Concrètement, ces cotisations génèrent une seconde pension, liquidable à la cessation définitive de l'activité. Cette pension complémentaire est plafonnée à 5 % du PASS annuel, soit environ 2 355 € brut par an en 2026. Elle ne peut pas être majorée ni bonifiée.
- Seul le cumul intégral ouvre droit à cette seconde pension.
- Les trimestres cotisés en cumul plafonné restent à fonds perdus (pas de nouveaux droits).
- La demande de liquidation de cette seconde pension se fait auprès de votre caisse à la cessation d'activité.
Pour un retraité qui souhaite placer intelligemment ses revenus complémentaires, cette seconde pension constitue un bonus non négligeable à intégrer dans sa stratégie patrimoniale.

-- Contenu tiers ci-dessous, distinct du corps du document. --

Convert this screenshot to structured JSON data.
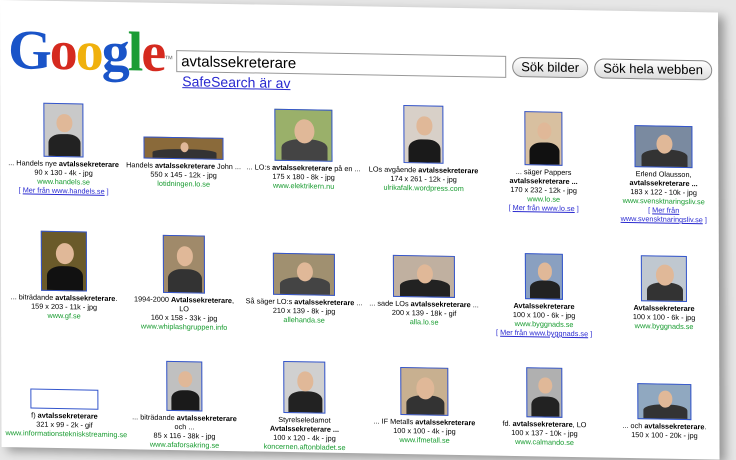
{
  "logo_text": "Google",
  "logo_tm": "™",
  "search": {
    "value": "avtalssekreterare"
  },
  "buttons": {
    "images": "Sök bilder",
    "web": "Sök hela webben"
  },
  "safesearch": "SafeSearch är av",
  "rows": [
    [
      {
        "pre": "... Handels nye ",
        "bold": "avtalssekreterare",
        "post": "",
        "meta": "90 x 130 - 4k - jpg",
        "src": "www.handels.se",
        "more": "Mer från www.handels.se",
        "line2": ""
      },
      {
        "pre": "Handels ",
        "bold": "avtalssekreterare",
        "post": " John ...",
        "meta": "550 x 145 - 12k - jpg",
        "src": "lotidningen.lo.se",
        "more": "",
        "line2": ""
      },
      {
        "pre": "... LO:s ",
        "bold": "avtalssekreterare",
        "post": " på en ...",
        "meta": "175 x 180 - 8k - jpg",
        "src": "www.elektrikern.nu",
        "more": "",
        "line2": ""
      },
      {
        "pre": "LOs avgående ",
        "bold": "avtalssekreterare",
        "post": "",
        "meta": "174 x 261 - 12k - jpg",
        "src": "ulrikafalk.wordpress.com",
        "more": "",
        "line2": ""
      },
      {
        "pre": "... säger Pappers",
        "bold": "avtalssekreterare ...",
        "post": "",
        "meta": "170 x 232 - 12k - jpg",
        "src": "www.lo.se",
        "more": "Mer från www.lo.se",
        "line2": ""
      },
      {
        "pre": "Erlend Olausson,",
        "bold": "avtalssekreterare ...",
        "post": "",
        "meta": "183 x 122 - 10k - jpg",
        "src": "www.svensktnaringsliv.se",
        "more": "Mer från",
        "line2": ""
      }
    ],
    [
      {
        "pre": "... biträdande ",
        "bold": "avtalssekreterare",
        "post": ".",
        "meta": "159 x 203 - 11k - jpg",
        "src": "www.gf.se",
        "more": "",
        "line2": ""
      },
      {
        "pre": "1994-2000 ",
        "bold": "Avtalssekreterare",
        "post": ",",
        "meta": "160 x 158 - 33k - jpg",
        "src": "www.whiplashgruppen.info",
        "more": "",
        "line2": "LO"
      },
      {
        "pre": "Så säger LO:s ",
        "bold": "avtalssekreterare",
        "post": " ...",
        "meta": "210 x 139 - 8k - jpg",
        "src": "allehanda.se",
        "more": "",
        "line2": ""
      },
      {
        "pre": "... sade LOs ",
        "bold": "avtalssekreterare",
        "post": " ...",
        "meta": "200 x 139 - 18k - gif",
        "src": "alla.lo.se",
        "more": "",
        "line2": ""
      },
      {
        "pre": "",
        "bold": "Avtalssekreterare",
        "post": "",
        "meta": "100 x 100 - 6k - jpg",
        "src": "www.byggnads.se",
        "more": "Mer från www.byggnads.se",
        "line2": ""
      },
      {
        "pre": "",
        "bold": "Avtalssekreterare",
        "post": "",
        "meta": "100 x 100 - 6k - jpg",
        "src": "www.byggnads.se",
        "more": "",
        "line2": ""
      }
    ],
    [
      {
        "pre": "f) ",
        "bold": "avtalssekreterare",
        "post": "",
        "meta": "321 x 99 - 2k - gif",
        "src": "www.informationstekniskstreaming.se",
        "more": "",
        "line2": ""
      },
      {
        "pre": "... biträdande ",
        "bold": "avtalssekreterare",
        "post": "",
        "meta": "85 x 116 - 38k - jpg",
        "src": "www.afaforsakring.se",
        "more": "",
        "line2": "och ..."
      },
      {
        "pre": "Styrelseledamot",
        "bold": "Avtalssekreterare ...",
        "post": "",
        "meta": "100 x 120 - 4k - jpg",
        "src": "koncernen.aftonbladet.se",
        "more": "",
        "line2": ""
      },
      {
        "pre": "... IF Metalls ",
        "bold": "avtalssekreterare",
        "post": "",
        "meta": "100 x 100 - 4k - jpg",
        "src": "www.ifmetall.se",
        "more": "",
        "line2": ""
      },
      {
        "pre": "fd. ",
        "bold": "avtalssekreterare",
        "post": ", LO",
        "meta": "100 x 137 - 10k - jpg",
        "src": "www.calmando.se",
        "more": "",
        "line2": ""
      },
      {
        "pre": "... och ",
        "bold": "avtalssekreterare",
        "post": ".",
        "meta": "150 x 100 - 20k - jpg",
        "src": "",
        "more": "",
        "line2": ""
      }
    ]
  ],
  "colors": {
    "link": "#2a2ad0",
    "source": "#179b2f",
    "border": "#3355cc"
  }
}
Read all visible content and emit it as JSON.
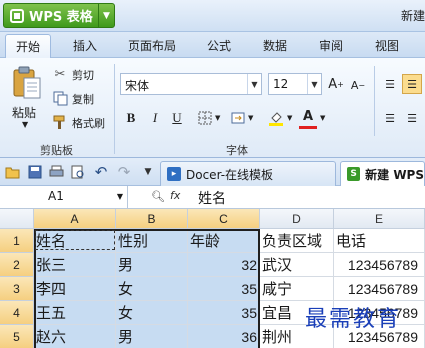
{
  "titlebar": {
    "app_name": "WPS 表格",
    "doc_title": "新建"
  },
  "menu": {
    "tabs": [
      "开始",
      "插入",
      "页面布局",
      "公式",
      "数据",
      "审阅",
      "视图"
    ]
  },
  "ribbon": {
    "clipboard": {
      "paste": "粘贴",
      "cut": "剪切",
      "copy": "复制",
      "format_painter": "格式刷",
      "group_label": "剪贴板"
    },
    "font": {
      "font_name": "宋体",
      "font_size": "12",
      "bold": "B",
      "italic": "I",
      "underline": "U",
      "group_label": "字体"
    }
  },
  "quickbar": {
    "tabs": [
      {
        "label": "Docer-在线模板"
      },
      {
        "label": "新建 WPS"
      }
    ]
  },
  "formula_bar": {
    "name_box": "A1",
    "fx": "fx",
    "content": "姓名"
  },
  "sheet": {
    "columns": [
      "A",
      "B",
      "C",
      "D",
      "E"
    ],
    "rows": [
      "1",
      "2",
      "3",
      "4",
      "5"
    ],
    "cells": [
      [
        "姓名",
        "性别",
        "年龄",
        "负责区域",
        "电话"
      ],
      [
        "张三",
        "男",
        "32",
        "武汉",
        "123456789"
      ],
      [
        "李四",
        "女",
        "35",
        "咸宁",
        "123456789"
      ],
      [
        "王五",
        "女",
        "35",
        "宜昌",
        "123456789"
      ],
      [
        "赵六",
        "男",
        "36",
        "荆州",
        "123456789"
      ]
    ]
  },
  "watermark": "最需教育",
  "colors": {
    "accent_green": "#4aa321",
    "selection": "#c7dcf2",
    "header_selected": "#f5cf80",
    "watermark": "#1a3fb8"
  }
}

Fiscalité du cumul emploi-retraite en 2026
Les revenus issus du cumul emploi-retraite sont soumis à l'impôt sur le revenu dans les conditions de droit commun. Pension de retraite et salaire se cumulent dans votre revenu imposable, ce qui peut faire grimper votre tranche marginale d'imposition (TMI).
Prenons un exemple rapide. Un retraité percevant 1 800 €/mois de pension nette et reprenant un emploi à 1 200 €/mois net passe d'un revenu annuel de 21 600 € à 36 000 €. En 2026, cela peut signifier un passage de la tranche à 11 % vers la tranche à 30 % pour la part excédentaire.

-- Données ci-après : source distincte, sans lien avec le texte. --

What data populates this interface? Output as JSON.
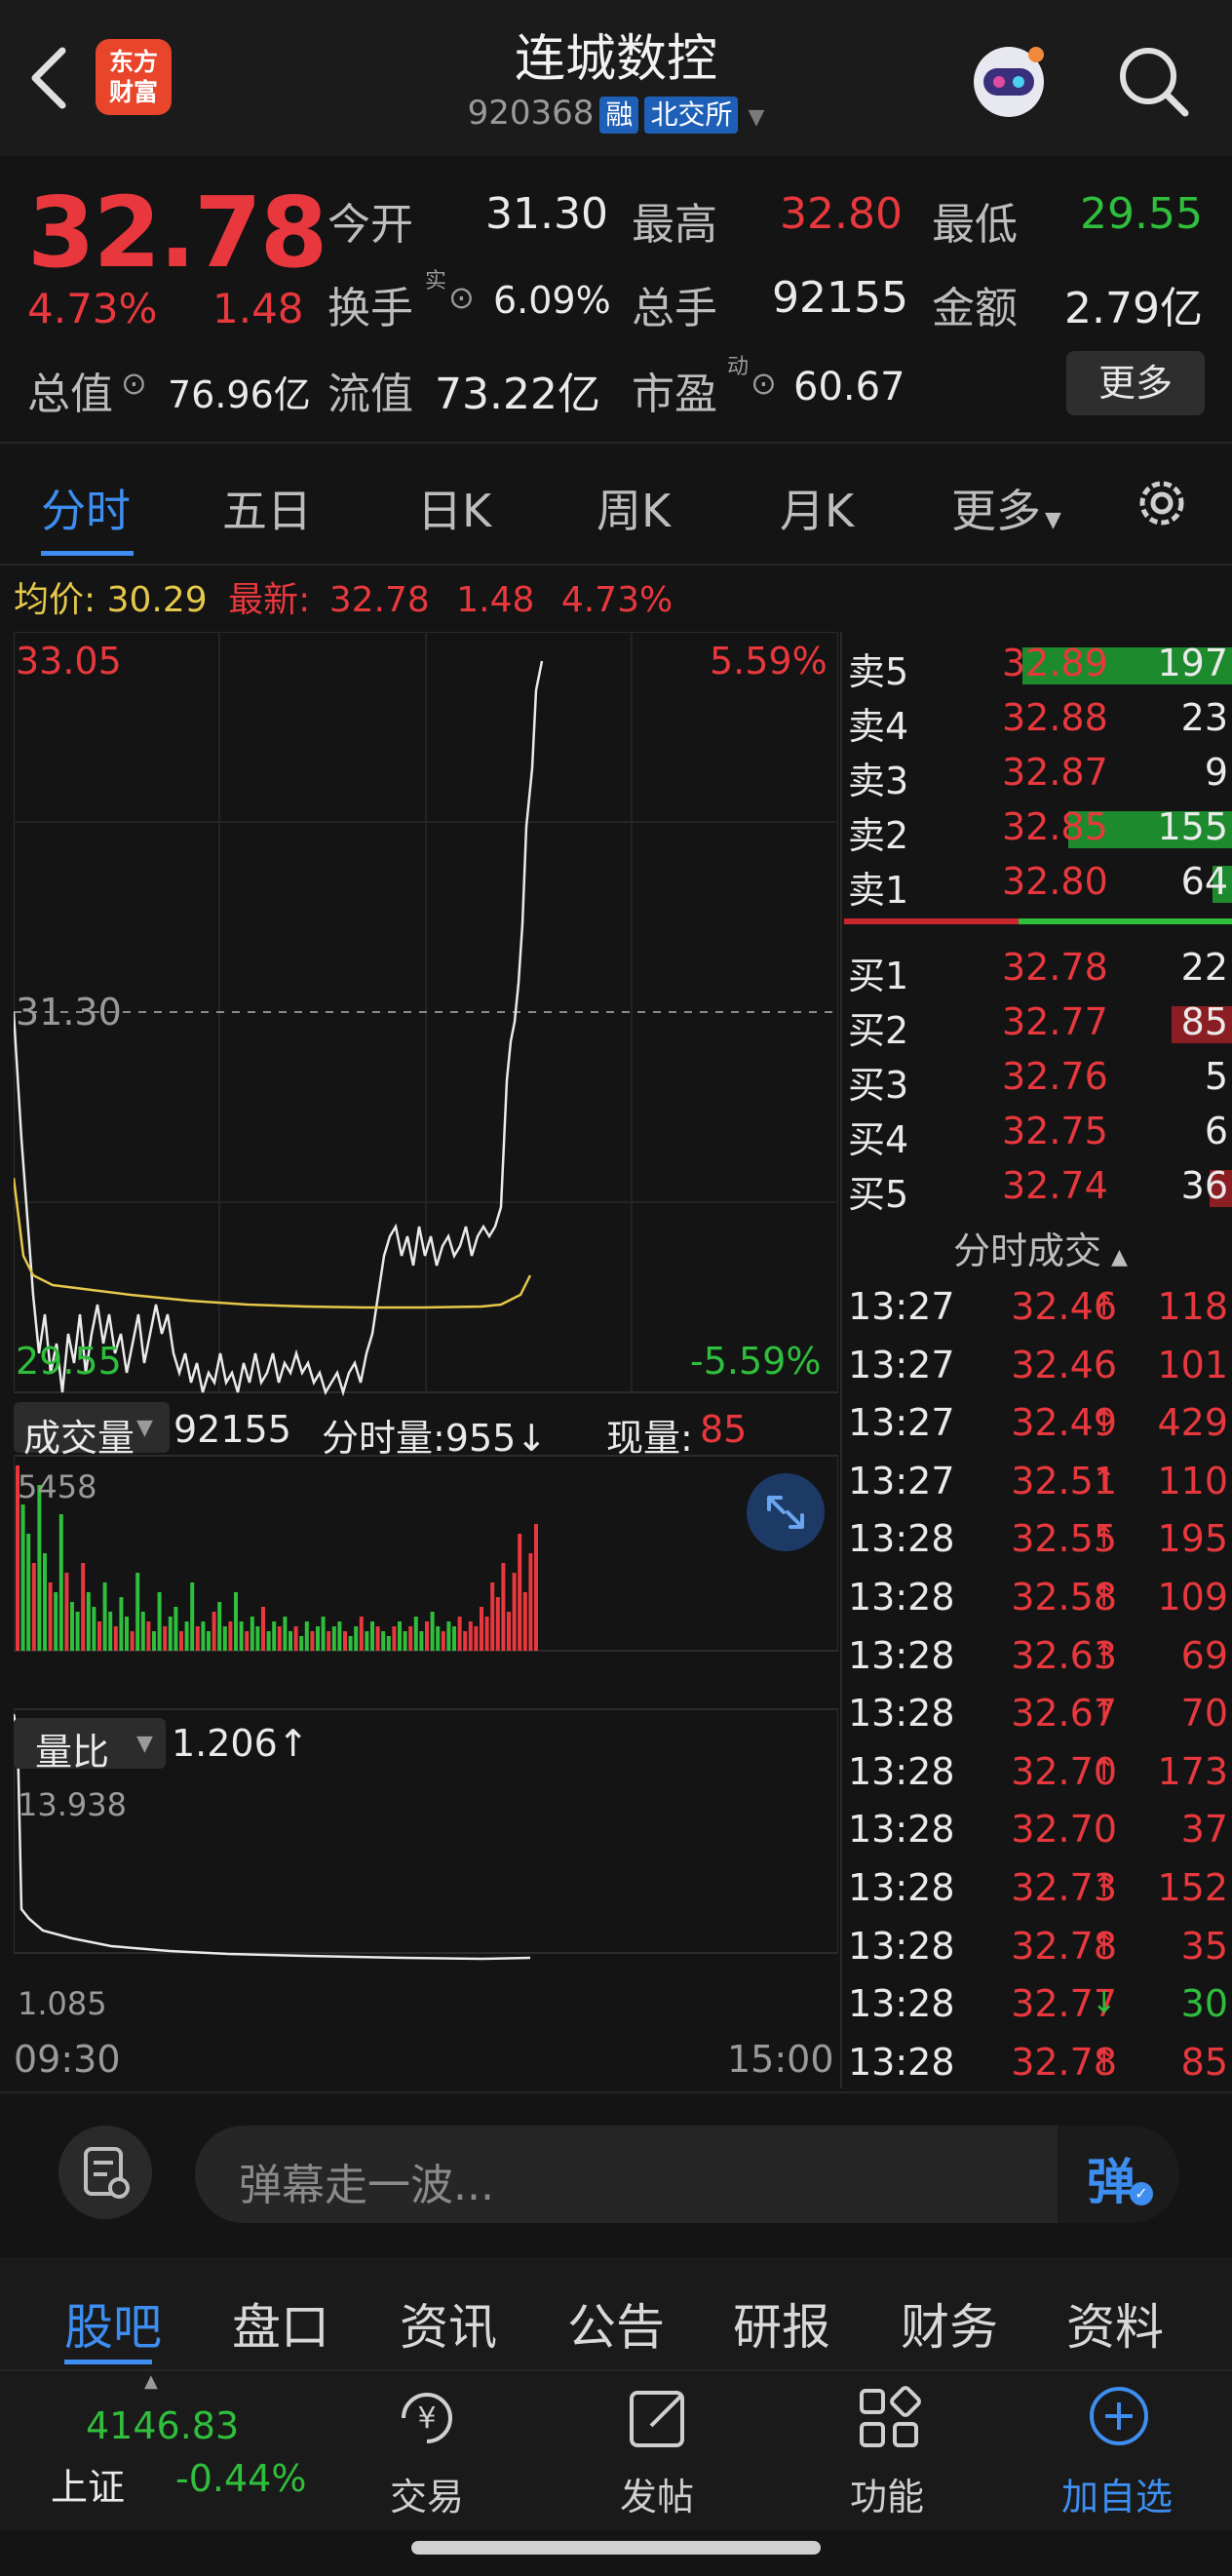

Points de vigilance fiscale :
- La pension est soumise à la CSG (taux normal de 8,3 %, réduit de 6,6 % ou nul selon votre RFR).

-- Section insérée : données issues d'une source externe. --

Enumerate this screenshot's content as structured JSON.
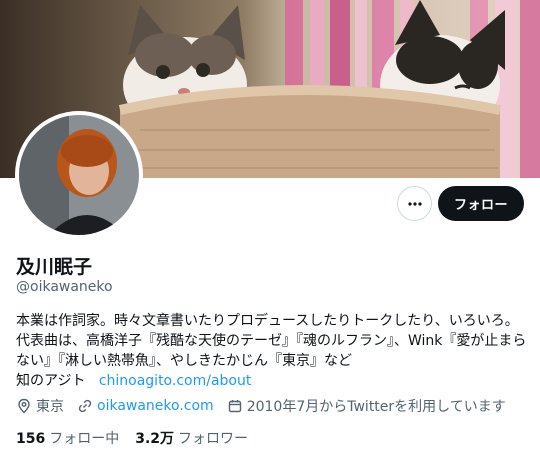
{
  "profile": {
    "display_name": "及川眠子",
    "handle": "@oikawaneko",
    "bio_text": "本業は作詞家。時々文章書いたりプロデュースしたりトークしたり、いろいろ。 代表曲は、高橋洋子『残酷な天使のテーゼ』『魂のルフラン』、Wink『愛が止まらない』『淋しい熱帯魚』、やしきたかじん『東京』など",
    "bio_link_prefix": "知のアジト",
    "bio_link": "chinoagito.com/about",
    "location": "東京",
    "website": "oikawaneko.com",
    "joined": "2010年7月からTwitterを利用しています",
    "following_count": "156",
    "following_label": "フォロー中",
    "followers_count": "3.2万",
    "followers_label": "フォロワー"
  },
  "actions": {
    "more_icon": "more-horizontal-icon",
    "follow_label": "フォロー"
  },
  "colors": {
    "link": "#1d9bf0",
    "text_primary": "#0f1419",
    "text_secondary": "#536471",
    "button_bg": "#0f1419"
  }
}
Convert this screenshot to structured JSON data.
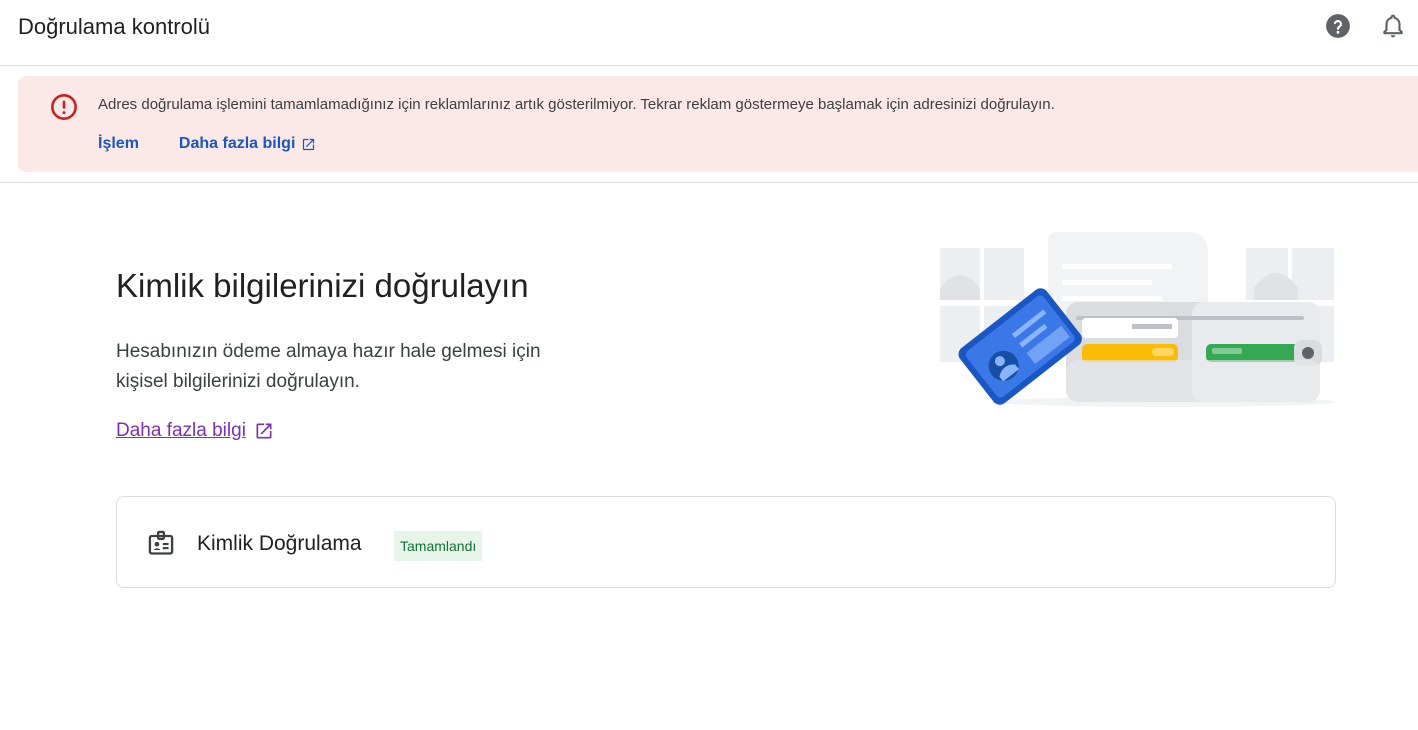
{
  "header": {
    "title": "Doğrulama kontrolü",
    "help_icon": "help-circle-icon",
    "notifications_icon": "bell-icon"
  },
  "alert": {
    "icon": "error-icon",
    "message": "Adres doğrulama işlemini tamamlamadığınız için reklamlarınız artık gösterilmiyor. Tekrar reklam göstermeye başlamak için adresinizi doğrulayın.",
    "action_label": "İşlem",
    "learn_more_label": "Daha fazla bilgi",
    "background_color": "#fce8e6",
    "icon_color": "#c5221f",
    "link_color": "#1a56c4"
  },
  "main": {
    "title": "Kimlik bilgilerinizi doğrulayın",
    "description": "Hesabınızın ödeme almaya hazır hale gelmesi için kişisel bilgilerinizi doğrulayın.",
    "learn_more_label": "Daha fazla bilgi",
    "learn_more_color": "#7b2fb8",
    "illustration": "wallet-id-card-illustration"
  },
  "verification_card": {
    "icon": "id-badge-icon",
    "title": "Kimlik Doğrulama",
    "status": "Tamamlandı",
    "status_bg_color": "#e6f4ea",
    "status_text_color": "#137333"
  }
}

- Les revenus d'activité supportent les cotisations sociales classiques (CSG, CRDS, assurance maladie).
- L'abattement de 10 % pour frais professionnels s'applique séparément sur la pension et sur le salaire.
- Le prélèvement à la source s'ajuste : déclarez votre reprise d'activité sur impots.gouv.fr pour mettre à jour votre taux.
Si vos revenus cumulés restent modestes, pensez à vérifier l'impact sur vos placements d'épargne réglementée et sur d'éventuels avantages sociaux liés au revenu fiscal de référence (exonération de taxe foncière, CSS, etc.).
Cas pratique : Jacques, 68 ans
Jacques a pris sa retraite à 64 ans avec le taux plein. Il perçoit une pension de 1 650 € nets/mois (base + complémentaire). En 2026, il reprend un poste de consultant à mi-temps pour 1 400 € nets/mois.
Résultat : Jacques est en cumul intégral (taux plein + toutes pensions liquidées). Il perçoit donc l'intégralité de sa pension sans plafond. Son revenu mensuel total passe à 3 050 € nets. Il acquiert de nouveaux droits qui lui ouvriront une seconde pension à la fin de son activité.
Sur le plan fiscal, son revenu annuel passe de 19 800 € à 36 600 €. Sa TMI augmente. Jacques a intérêt à actualiser son taux de prélèvement à la source dès le premier mois de reprise d'activité pour éviter une régularisation importante l'année suivante. Pour les retraités résidant à l'étranger, les règles fiscales diffèrent sensiblement et méritent une attention particulière.
FAQ — Cumul emploi-retraite
Peut-on cumuler emploi et retraite sans limite de revenus ?
Oui, à condition de bénéficier du cumul intégral. Il faut avoir atteint l'âge légal, justifier du taux plein et avoir liquidé toutes ses pensions. Dans ce cas, aucun plafond de revenus ne s'applique et la pension est versée en totalité.
Les cotisations retraite versées en cumul emploi-retraite ouvrent-elles de nouveaux droits ?
Depuis le 1er septembre 2023, oui — mais uniquement en cumul intégral. Les cotisations versées lors de la reprise d'activité permettent d'acquérir une seconde pension, plafonnée à 5 % du plafond annuel de la Sécurité sociale (environ 2 355 € brut par an en 2026). En cumul plafonné, les cotisations restent à fonds perdus.
Quel est le délai de carence pour reprendre chez le même employeur ?
En cumul plafonné, un délai de 6 mois doit s'écouler entre la date de liquidation de la retraite et la reprise d'activité chez le dernier employeur. En cumul intégral, ce délai de carence ne s'applique pas.
Le cumul emploi-retraite fait-il augmenter mes impôts ?
Oui. Les revenus d'activité s'ajoutent à la pension de retraite dans le revenu imposable. Cela peut entraîner un changement de tranche marginale d'imposition. Il est recommandé de mettre à jour son taux de prélèvement à la source sur impots.gouv.fr dès la reprise d'activité.